Biden’s speech comes almost exactly one year after then President Donald Trump sat at the Resolute Desk in the Oval Office and addressed the nation in a prime-time address, warning of the threat of the virus but also promising that the crisis was “just a temporary moment of time that we will overcome as a nation and as a world.”

Biden said Wednesday that there is “light at the end of this dark tunnel of the past year, but we cannot let our guard down now or assume that victory is inevitable.”

The administration official said the president will use his speech to communicate with the American people about what is still required to defeat the virus.

The speech is expected to begin at 8 p.m. ET, and to last roughly 20 minutes.
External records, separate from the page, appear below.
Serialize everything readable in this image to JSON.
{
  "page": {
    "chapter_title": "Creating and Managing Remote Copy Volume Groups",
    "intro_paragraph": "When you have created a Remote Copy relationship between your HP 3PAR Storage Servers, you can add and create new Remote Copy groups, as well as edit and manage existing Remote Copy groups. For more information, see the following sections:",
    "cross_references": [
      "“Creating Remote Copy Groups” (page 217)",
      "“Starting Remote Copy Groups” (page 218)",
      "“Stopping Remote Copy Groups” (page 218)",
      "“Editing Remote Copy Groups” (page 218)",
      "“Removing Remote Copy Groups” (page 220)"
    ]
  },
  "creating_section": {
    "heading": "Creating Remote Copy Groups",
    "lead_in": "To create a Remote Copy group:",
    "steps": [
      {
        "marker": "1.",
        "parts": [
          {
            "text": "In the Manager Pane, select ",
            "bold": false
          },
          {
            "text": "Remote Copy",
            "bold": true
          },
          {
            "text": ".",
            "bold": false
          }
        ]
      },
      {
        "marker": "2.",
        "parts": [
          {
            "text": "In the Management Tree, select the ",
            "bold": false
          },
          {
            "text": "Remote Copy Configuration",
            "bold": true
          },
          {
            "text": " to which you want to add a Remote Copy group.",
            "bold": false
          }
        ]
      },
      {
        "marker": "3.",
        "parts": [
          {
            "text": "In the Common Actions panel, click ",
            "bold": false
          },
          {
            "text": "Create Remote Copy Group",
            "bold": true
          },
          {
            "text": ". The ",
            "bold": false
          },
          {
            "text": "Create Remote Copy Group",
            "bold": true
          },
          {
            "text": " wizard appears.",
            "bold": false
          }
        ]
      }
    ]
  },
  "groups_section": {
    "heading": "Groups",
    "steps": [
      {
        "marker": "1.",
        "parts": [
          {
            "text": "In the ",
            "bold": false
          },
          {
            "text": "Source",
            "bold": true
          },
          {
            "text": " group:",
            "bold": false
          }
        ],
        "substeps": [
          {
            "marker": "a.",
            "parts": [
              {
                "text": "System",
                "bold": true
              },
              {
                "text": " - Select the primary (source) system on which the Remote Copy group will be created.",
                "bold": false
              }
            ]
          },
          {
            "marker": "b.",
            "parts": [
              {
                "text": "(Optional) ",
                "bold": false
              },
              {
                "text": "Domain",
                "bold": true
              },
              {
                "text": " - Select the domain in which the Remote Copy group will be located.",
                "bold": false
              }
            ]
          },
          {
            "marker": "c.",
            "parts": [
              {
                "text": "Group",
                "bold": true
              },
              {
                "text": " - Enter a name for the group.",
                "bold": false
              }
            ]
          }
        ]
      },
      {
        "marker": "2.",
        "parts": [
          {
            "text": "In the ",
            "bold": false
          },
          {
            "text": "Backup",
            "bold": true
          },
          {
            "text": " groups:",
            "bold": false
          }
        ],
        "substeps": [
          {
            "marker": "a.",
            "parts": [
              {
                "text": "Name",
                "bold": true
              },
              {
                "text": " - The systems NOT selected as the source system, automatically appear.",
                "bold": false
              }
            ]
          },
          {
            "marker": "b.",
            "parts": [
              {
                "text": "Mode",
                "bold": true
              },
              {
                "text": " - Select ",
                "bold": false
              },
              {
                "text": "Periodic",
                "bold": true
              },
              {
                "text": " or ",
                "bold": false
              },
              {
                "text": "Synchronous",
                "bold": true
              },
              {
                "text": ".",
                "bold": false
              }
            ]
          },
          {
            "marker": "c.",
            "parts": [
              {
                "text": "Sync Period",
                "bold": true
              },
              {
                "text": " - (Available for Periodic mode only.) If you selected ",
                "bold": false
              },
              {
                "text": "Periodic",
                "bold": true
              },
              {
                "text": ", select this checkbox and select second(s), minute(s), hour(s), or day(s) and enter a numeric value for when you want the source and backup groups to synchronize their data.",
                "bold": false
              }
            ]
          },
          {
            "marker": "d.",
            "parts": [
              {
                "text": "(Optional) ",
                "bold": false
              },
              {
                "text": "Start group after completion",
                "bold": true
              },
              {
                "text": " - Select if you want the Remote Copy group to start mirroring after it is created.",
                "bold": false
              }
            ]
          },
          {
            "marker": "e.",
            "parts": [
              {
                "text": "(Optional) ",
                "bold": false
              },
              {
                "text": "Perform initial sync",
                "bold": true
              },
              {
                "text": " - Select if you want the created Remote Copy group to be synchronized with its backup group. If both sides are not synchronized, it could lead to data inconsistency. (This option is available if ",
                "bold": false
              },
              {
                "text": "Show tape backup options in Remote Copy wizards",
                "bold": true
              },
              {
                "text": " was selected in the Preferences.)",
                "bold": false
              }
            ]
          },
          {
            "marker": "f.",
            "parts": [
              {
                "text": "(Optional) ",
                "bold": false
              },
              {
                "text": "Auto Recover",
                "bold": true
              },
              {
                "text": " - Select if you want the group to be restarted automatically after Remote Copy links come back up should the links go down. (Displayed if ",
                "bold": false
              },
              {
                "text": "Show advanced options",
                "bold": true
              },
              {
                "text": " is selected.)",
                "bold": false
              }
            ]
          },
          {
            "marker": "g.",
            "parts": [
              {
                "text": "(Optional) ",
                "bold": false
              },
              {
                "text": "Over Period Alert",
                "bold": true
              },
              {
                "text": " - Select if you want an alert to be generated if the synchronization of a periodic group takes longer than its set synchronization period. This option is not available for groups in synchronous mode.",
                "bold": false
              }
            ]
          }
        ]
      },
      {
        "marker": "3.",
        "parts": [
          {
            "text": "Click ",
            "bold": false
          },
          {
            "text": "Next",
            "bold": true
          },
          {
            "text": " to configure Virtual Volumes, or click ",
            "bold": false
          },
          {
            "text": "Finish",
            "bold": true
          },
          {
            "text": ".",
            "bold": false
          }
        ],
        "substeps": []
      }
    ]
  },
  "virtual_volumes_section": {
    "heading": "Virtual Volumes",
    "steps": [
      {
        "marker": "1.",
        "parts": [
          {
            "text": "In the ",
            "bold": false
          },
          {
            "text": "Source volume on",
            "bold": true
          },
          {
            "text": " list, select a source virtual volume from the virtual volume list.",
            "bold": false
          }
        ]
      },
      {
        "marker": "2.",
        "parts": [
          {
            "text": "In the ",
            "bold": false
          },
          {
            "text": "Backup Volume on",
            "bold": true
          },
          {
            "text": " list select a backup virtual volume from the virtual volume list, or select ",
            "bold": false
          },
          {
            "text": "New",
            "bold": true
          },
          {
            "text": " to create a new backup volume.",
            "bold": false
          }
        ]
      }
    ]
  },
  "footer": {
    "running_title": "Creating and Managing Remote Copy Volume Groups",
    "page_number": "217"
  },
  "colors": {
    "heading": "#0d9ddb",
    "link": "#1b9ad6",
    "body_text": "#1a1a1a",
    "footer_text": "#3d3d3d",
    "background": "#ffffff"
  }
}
The newly signed law will direct $1,400 direct payments to individuals making under $75,000 and $2,800 to married couples who make less than $150,000. Individuals making up to $80,000 and joint filers up to $160,000 will get some money, but not the full amount. The direct cash includes up to $1,400 per dependent, including adult dependents.

In addition to direct payments and child tax credits, the bill will provide $14 billion to distribute vaccines and $49 billion for Covid-19 testing, contact tracing and personal protective equipment. It also includes $125 billion for K-12 schools and nearly $40 billion for higher education. It will provide $39 billion in child care grants, $25 billion in rental assistance and $30 billion for public transit, as well.